If so, it makes it an even more serious rival to the Xbox Series X and PS5 for gaming on the best gaming TVs because it makes the Steam Machine an even more impressive gaming platform for big 4K screens.
Will the Steam machine have HDMI 2.1?
The Steam Machine is currently listed with a spec of HDMI 2.0 and 4K at 120Hz with a reduced color gamut. That’s because true 48 Gbps HDMI 2.1 with AMD graphics and Linux OS wasn’t possible: As Valve explained late last year, the HDMI Forum had blocked open source Linux drivers for HDMI 2.1.
Valve said the hardware was definitely HDMI 2.1 compatible, but the software wasn’t, and it helped AMD “unblock things there.” And according to reports on Phoronix, AMD has done just that.
AMD has released a series of Linux kernel patches that add support for HDMI Fixed Rate Link, aka FRL, a feature exclusive to HDMI 2.1. It currently works on AMD GPUs on Linux systems. The next step is to develop a full implementation of HDMI 2.1 to potentially deliver 4K at 120Hz (or higher) with HDR, variable refresh rate and automatic low latency mode.
There’s no timeline for full implementation, so it’s unlikely we’ll see HDMI 2.1 at launch, when it actually turns out to be. But HDMI 2.1 is clearly possible on the Steam Machine, and that suggests it’s not a matter of whether Valve will support the standard, but when that support will be delivered so it can truly match what the consoles can do.

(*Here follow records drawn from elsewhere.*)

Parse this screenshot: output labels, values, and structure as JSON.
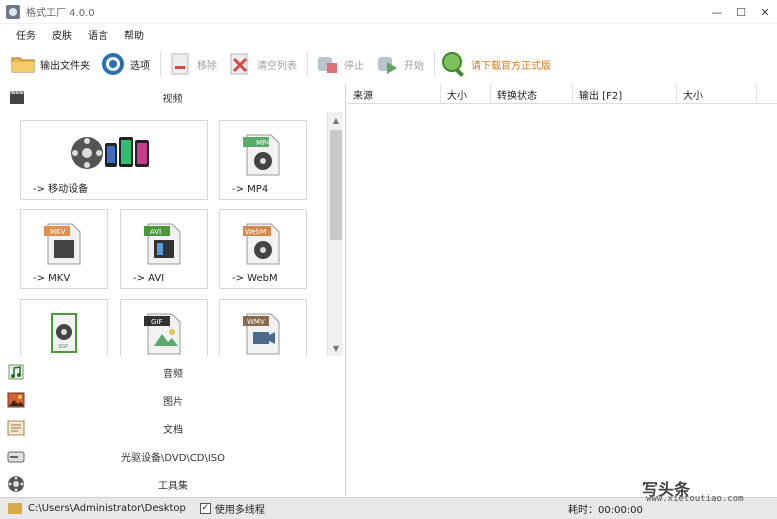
{
  "window": {
    "title": "格式工厂 4.0.0",
    "controls": {
      "minimize": "—",
      "maximize": "☐",
      "close": "✕"
    }
  },
  "menu": [
    "任务",
    "皮肤",
    "语言",
    "帮助"
  ],
  "toolbar": {
    "output_folder": "输出文件夹",
    "options": "选项",
    "remove": "移除",
    "clear_list": "清空列表",
    "stop": "停止",
    "start": "开始",
    "download_official": "请下载官方正式版"
  },
  "video_section": {
    "title": "视频",
    "tiles": [
      {
        "label": "-> 移动设备",
        "icon": "mobile-devices-icon"
      },
      {
        "label": "-> MP4",
        "badge": "MP4",
        "icon": "mp4-file-icon"
      },
      {
        "label": "-> MKV",
        "badge": "MKV",
        "icon": "mkv-file-icon"
      },
      {
        "label": "-> AVI",
        "badge": "AVI",
        "icon": "avi-file-icon"
      },
      {
        "label": "-> WebM",
        "badge": "WebM",
        "icon": "webm-file-icon"
      },
      {
        "label": "",
        "badge": "3GP",
        "icon": "3gp-file-icon"
      },
      {
        "label": "",
        "badge": "GIF",
        "icon": "gif-file-icon"
      },
      {
        "label": "",
        "badge": "WMV",
        "icon": "wmv-file-icon"
      }
    ]
  },
  "categories": [
    {
      "label": "音频",
      "icon": "audio-icon"
    },
    {
      "label": "图片",
      "icon": "picture-icon"
    },
    {
      "label": "文档",
      "icon": "document-icon"
    },
    {
      "label": "光驱设备\\DVD\\CD\\ISO",
      "icon": "optical-drive-icon"
    },
    {
      "label": "工具集",
      "icon": "toolbox-icon"
    }
  ],
  "table": {
    "columns": [
      "来源",
      "大小",
      "转换状态",
      "输出 [F2]",
      "大小"
    ]
  },
  "status": {
    "path": "C:\\Users\\Administrator\\Desktop",
    "multithread": "使用多线程",
    "time": "耗时：00:00:00"
  },
  "watermark": {
    "logo": "写头条",
    "url": "www.xietoutiao.com"
  },
  "colors": {
    "promo": "#e07a1c",
    "disabled": "#a0a0a0"
  }
}
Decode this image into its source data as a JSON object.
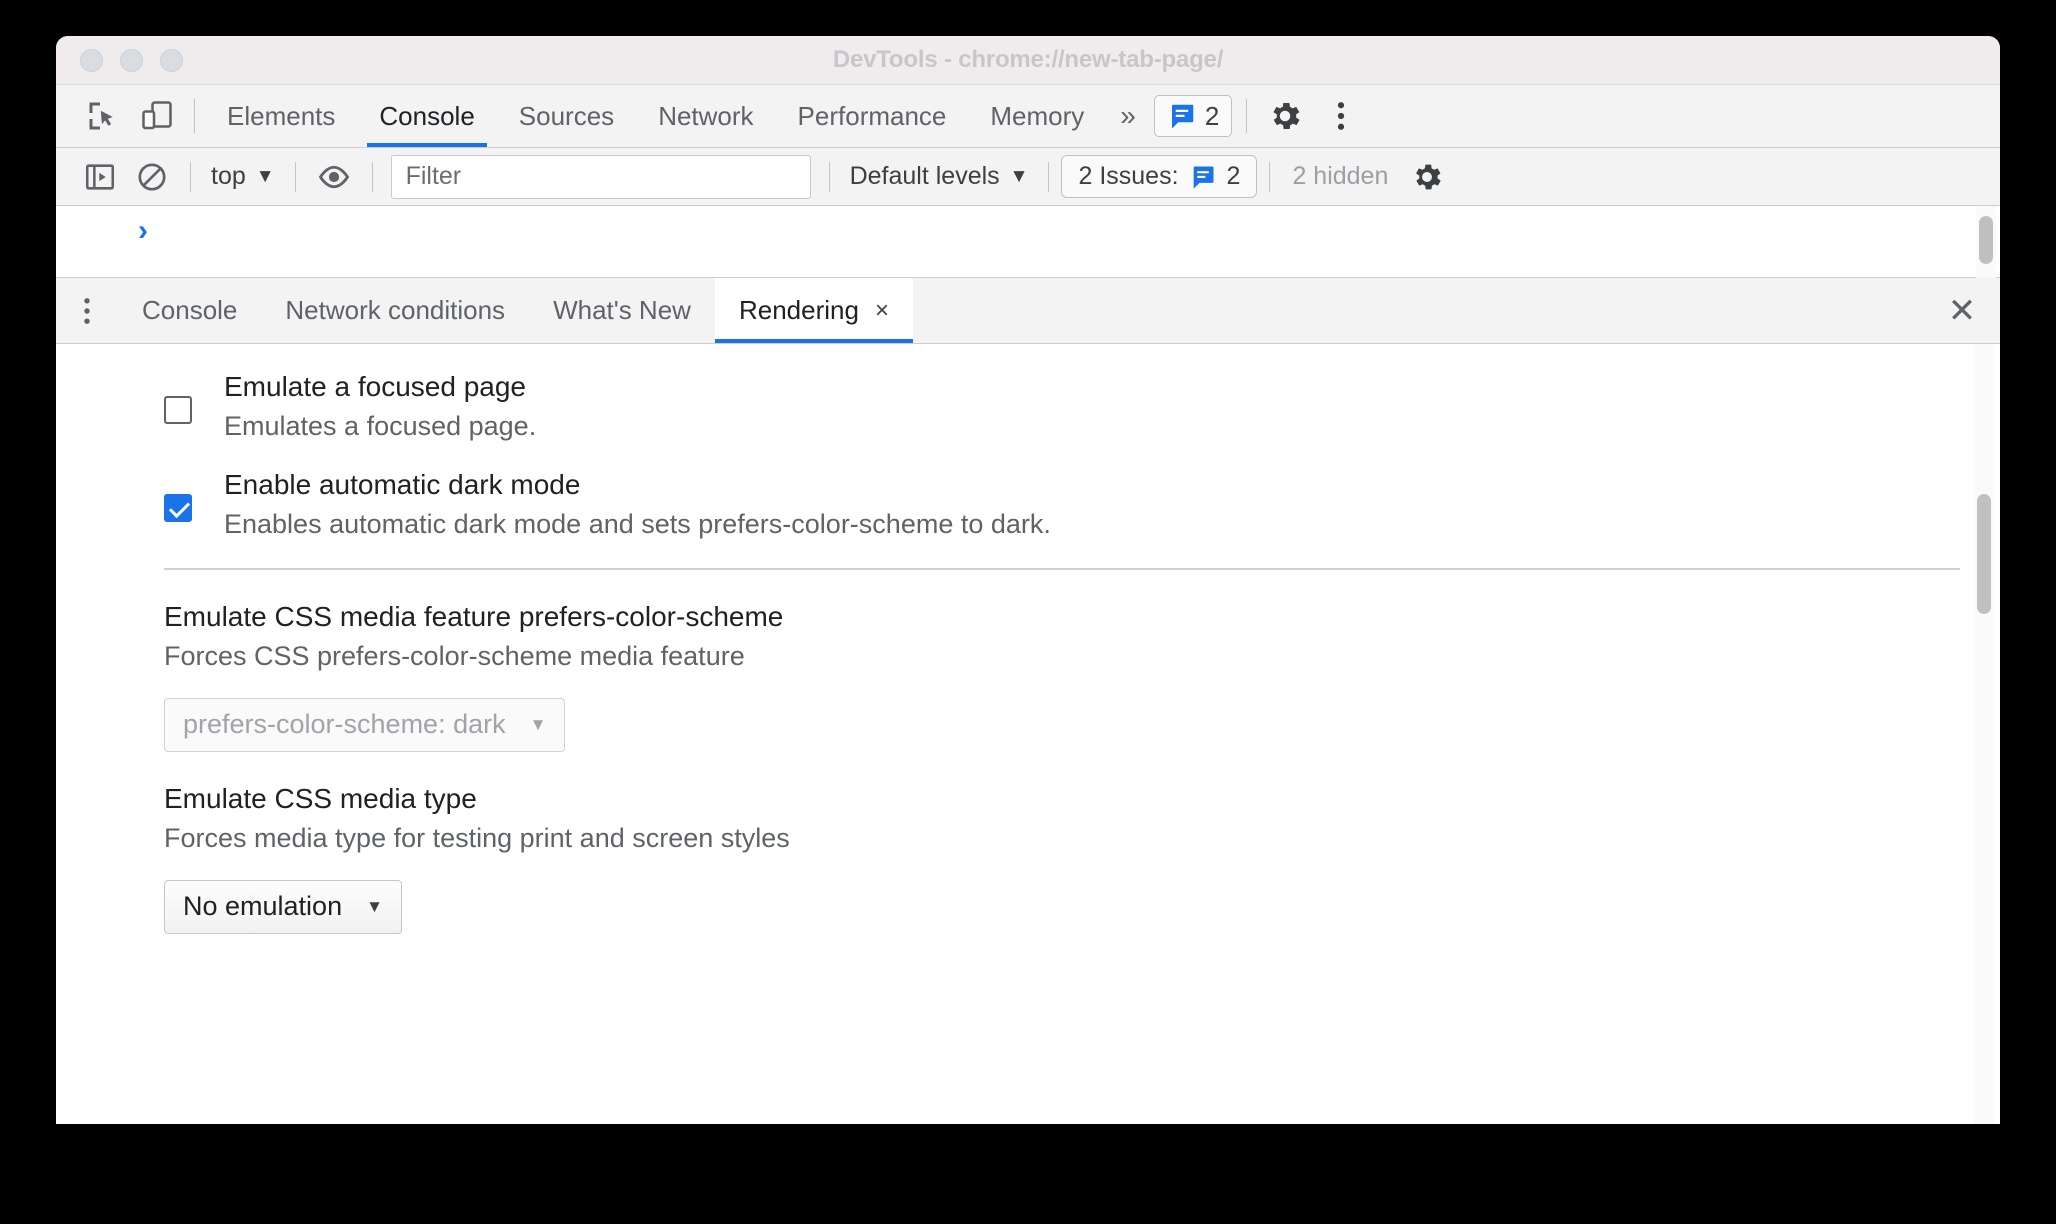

We’re still waiting for a launch date for the Steam Machine, but hopefully it will be announced very soon: the launch has been delayed due to memory and storage shortages, so the early 2026 launch has been pushed back. However, Valve was still hoping to launch in the first half of 2026, so we may see what’s in those shipping containers very soon.